ECLI:NL:RBLIM:2016:6006

Rechtbank Limburg

Datum uitspraak
13 juli 2016
Publicatiedatum
13 juli 2016
Zaaknummer
AWB - 15 _ 2839u
Instantie
Rechtbank Limburg
Type
Uitspraak
Rechtsgebied
Bestuursrecht; Ambtenarenrecht
Procedures
  • Bodemzaak
Rechters
Vindplaatsen
  • Rechtspraak.nl
AI samenvatting door LexboostAutomatisch gegenereerd

Ontslag van een ambtenaar wegens ongeschiktheid voor de functie van complexbeveiliger

In deze zaak heeft de Rechtbank Limburg op 13 juli 2016 uitspraak gedaan in een geschil tussen een ambtenaar, eiser, en de Minister van Veiligheid en Justitie, verweerder, over een ontslagbesluit. Eiser was sinds 2002 in dienst bij de Dienst Justitiële Inrichtingen en was per 2011 aangesteld als complexbeveiliger. In maart 2015 verleende verweerder eiser eervol ontslag wegens ongeschiktheid voor zijn functie, onder verwijzing naar artikel 98, eerste lid, aanhef en onder g, van het Algemeen Rijksambtenarenreglement (ARAR). Verweerder stelde dat eiser sinds 2011 regelmatig op zijn functioneren was aangesproken en dat hem meerdere kansen waren geboden om zijn functioneren te verbeteren, maar dat deze kansen niet tot verbetering hadden geleid.

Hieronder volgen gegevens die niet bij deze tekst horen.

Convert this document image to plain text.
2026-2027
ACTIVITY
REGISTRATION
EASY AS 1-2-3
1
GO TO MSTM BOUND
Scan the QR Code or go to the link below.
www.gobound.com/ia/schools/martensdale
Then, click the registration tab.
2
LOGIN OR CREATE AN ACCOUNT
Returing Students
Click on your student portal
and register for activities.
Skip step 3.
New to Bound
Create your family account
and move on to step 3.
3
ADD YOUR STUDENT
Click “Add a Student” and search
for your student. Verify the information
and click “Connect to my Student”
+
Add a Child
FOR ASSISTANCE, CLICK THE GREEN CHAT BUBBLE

Eiser heeft tegen het ontslag bezwaar gemaakt en beroep ingesteld, waarbij hij aanvoerde dat er onvoldoende feiten waren die zijn ongeschiktheid onderbouwden en dat hij niet de juiste kansen had gekregen om zich te verbeteren. De rechtbank heeft vastgesteld dat er in de jaren voorafgaand aan het ontslag aandachtspunten waren in eisers functioneren, met name op het gebied van communicatie, samenwerking, initiatief en zelfreflectie. Ondanks dat er geen eindbeoordeling had plaatsgevonden, oordeelde de rechtbank dat verweerder voldoende had aangetoond dat eiser niet voldeed aan de functie-eisen van complexbeveiliger.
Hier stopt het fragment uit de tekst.